Comment by dwohnitmok
3 hours ago
This approach seems entirely unworkable.
You're saying that RUNTIME should be a built-in function, but then all the paragraphs succeeding that demonstrate that RUNTIME cannot be a function. All the typing judgments I can think of that would let RUNTIME become an actual function would lead to being able to prove false.
Moreover, RE
> RUNTIME for certain cases, and the theorems you generate must be inequalities, not equalities.
this is impossible under Isabelle's logic. I can easily turn any theorem about an inequality into a theorem about equality via an existential statement. E.g. given `RUNTIME f y <= n` I can easily write
definition my_constant :: "nat" where
"my_constant = (THE x. RUNTIME f y = x)"
which must logically exist by the classical nature of Isabelle. And now I get to work with `my_constant`. But I can always arbitrary force `my_constant` to be `1` or `0`. Because e.g. I can always just find another function `g` equal to `f` everywhere but just hard coding the answer for `y` (such that `RUNTIME` proves it to be less than or equal to `1`) and then prove `f = g` and then substitute it in, proving `my_constant` to be less than or equal to `1`.
In fact based on this definition of RUNTIME and Leibniz equality I could "prove" that every function runs in constant time. Because e.g. I can always make another append function `append_m_n` that hard codes what the result of `append` is on lists of constant size `m` and `n` and then I prove that `append_m_n` is equal to `append` and then I get to substitute it in every theorem because of equality so on and so forth.
Going down automatically generated `RUNTIME`s seems like a dead end. It seems to be missing some form of quantification over the implementation of a function, not just the function itself. And to the extent that functions do not have implementations, it doesn't seem you can retrofit formal runtime analysis.
RUNTIME would not be an actual function, but a built-in construct with its own typing rules that don't give RUNTIME a type, but only its applications. That's why you need to modify the type system, obviously. That is not a problem.
Yes, RUNTIME cannot talk about the implementation of a function, because there is no such thing as a unique implementation of a mathematical function. It will never be able to, it just computes upper bounds of runtime complexity based on the best implementations in the form of equations you can come up with.
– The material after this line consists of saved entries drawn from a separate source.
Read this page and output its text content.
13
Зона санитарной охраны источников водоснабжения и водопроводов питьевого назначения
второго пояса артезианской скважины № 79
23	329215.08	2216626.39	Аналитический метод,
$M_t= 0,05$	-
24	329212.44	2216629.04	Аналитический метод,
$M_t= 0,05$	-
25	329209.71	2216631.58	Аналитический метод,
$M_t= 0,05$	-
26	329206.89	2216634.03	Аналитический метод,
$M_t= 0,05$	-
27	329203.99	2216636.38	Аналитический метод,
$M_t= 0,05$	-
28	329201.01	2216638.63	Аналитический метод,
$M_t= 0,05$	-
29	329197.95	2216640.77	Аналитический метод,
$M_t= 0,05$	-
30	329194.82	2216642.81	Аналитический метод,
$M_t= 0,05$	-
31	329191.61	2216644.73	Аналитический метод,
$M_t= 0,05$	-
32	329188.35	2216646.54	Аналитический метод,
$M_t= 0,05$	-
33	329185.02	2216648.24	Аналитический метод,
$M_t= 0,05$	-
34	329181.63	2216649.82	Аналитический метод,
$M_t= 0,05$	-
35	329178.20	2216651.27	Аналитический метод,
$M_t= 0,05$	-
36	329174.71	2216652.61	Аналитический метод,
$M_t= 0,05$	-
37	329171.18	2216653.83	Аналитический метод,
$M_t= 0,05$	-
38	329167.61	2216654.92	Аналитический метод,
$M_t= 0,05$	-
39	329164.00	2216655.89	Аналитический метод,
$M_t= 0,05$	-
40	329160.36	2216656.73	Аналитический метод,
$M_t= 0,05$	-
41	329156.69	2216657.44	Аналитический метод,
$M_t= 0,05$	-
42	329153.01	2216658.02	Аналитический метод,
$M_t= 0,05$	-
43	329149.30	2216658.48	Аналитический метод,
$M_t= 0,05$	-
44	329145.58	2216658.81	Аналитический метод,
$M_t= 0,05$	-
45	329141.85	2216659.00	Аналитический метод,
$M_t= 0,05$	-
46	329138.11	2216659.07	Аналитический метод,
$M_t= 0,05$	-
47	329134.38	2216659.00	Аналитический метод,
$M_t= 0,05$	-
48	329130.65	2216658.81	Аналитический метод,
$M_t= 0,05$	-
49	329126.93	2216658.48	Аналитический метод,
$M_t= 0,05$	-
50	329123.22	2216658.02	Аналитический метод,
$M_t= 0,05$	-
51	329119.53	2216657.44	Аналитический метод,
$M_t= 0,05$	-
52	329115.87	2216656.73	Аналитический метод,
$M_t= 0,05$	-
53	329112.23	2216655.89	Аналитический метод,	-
That on its own is not a dead end, that is the design. If you want to talk about implementations, you will need to come up with an explicit machine model, as mentioned a few times before now.
Your examples are a bit too handwavy for me to see exactly how you would come up with counter examples for the proper functioning of RUNTIME. I've played around with it a bit as well, and while counter intuitive in some aspects (for example RUNTIME append ys [] <= 1 could also be shown) it encodes an interesting notion of "optimal runtime" of a mathematical function. I might be wrong though, but you'd need to come up with an actual concrete example to convince me of that. For example, how exactly would you "hardcode" a value for g at y such that g y = f y = arbitrary constant you choose? You can show g y = f y = my_constant, but how does that help you to prove my_constant <= 1? "y" is just a constant as well, it cannot be a variable, because otherwise your definition of my_constant would not be closed. Note that equalities including THE would not yield anything usable from the inequalities generator.
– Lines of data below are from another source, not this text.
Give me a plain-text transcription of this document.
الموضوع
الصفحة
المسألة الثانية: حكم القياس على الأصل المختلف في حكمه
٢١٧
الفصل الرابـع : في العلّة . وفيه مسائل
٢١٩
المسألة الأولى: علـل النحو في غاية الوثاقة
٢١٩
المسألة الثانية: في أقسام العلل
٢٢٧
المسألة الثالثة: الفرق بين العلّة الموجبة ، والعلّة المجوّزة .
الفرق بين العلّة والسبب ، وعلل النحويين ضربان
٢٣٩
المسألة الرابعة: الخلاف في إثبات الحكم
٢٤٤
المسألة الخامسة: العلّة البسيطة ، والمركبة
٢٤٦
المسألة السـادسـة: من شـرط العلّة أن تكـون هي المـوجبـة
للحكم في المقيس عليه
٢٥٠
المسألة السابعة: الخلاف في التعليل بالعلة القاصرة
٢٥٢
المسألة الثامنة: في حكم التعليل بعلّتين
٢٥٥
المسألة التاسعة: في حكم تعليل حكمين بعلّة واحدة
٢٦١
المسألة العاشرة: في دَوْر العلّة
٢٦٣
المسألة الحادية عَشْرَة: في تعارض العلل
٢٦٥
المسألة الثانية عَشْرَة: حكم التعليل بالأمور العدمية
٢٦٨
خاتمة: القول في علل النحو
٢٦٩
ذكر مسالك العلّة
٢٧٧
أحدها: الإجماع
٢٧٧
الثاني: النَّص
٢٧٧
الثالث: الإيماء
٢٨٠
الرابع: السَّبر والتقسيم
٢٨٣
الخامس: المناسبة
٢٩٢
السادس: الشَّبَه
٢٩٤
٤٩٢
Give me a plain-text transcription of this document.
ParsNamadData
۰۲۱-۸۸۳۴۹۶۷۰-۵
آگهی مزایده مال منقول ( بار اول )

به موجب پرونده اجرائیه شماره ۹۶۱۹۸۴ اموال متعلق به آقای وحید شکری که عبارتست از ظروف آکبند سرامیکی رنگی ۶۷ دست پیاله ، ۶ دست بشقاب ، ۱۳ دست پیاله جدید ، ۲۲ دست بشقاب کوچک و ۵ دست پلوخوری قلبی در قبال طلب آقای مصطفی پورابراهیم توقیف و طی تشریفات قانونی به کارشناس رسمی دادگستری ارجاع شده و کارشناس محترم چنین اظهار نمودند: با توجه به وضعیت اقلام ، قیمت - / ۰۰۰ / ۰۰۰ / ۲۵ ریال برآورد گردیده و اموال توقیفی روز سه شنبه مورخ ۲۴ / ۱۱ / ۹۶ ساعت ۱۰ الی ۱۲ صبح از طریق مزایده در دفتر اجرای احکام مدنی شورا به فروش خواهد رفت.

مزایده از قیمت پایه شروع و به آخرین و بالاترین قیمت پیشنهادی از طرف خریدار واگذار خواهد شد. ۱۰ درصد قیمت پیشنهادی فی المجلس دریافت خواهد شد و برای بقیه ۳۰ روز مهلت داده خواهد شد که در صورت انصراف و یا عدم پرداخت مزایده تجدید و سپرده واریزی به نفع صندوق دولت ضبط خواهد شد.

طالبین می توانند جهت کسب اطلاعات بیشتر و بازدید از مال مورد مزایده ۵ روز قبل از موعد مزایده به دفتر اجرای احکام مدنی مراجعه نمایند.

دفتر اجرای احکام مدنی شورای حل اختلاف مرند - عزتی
Furthermore, note that just because f x = g x may hold for some x, that does not mean you can prove RUNTIME f x = RUNTIME g x for that x. On the other hand, if you can prove f x = g x for all x, then you should be able to prove RUNTIME f x = RUNTIME g x as well, simply by noting that f = g, and x = x, and therefore RUNTIME f x = RUNTIME g x as well by the usual extensionality rule that would also apply to RUNTIME.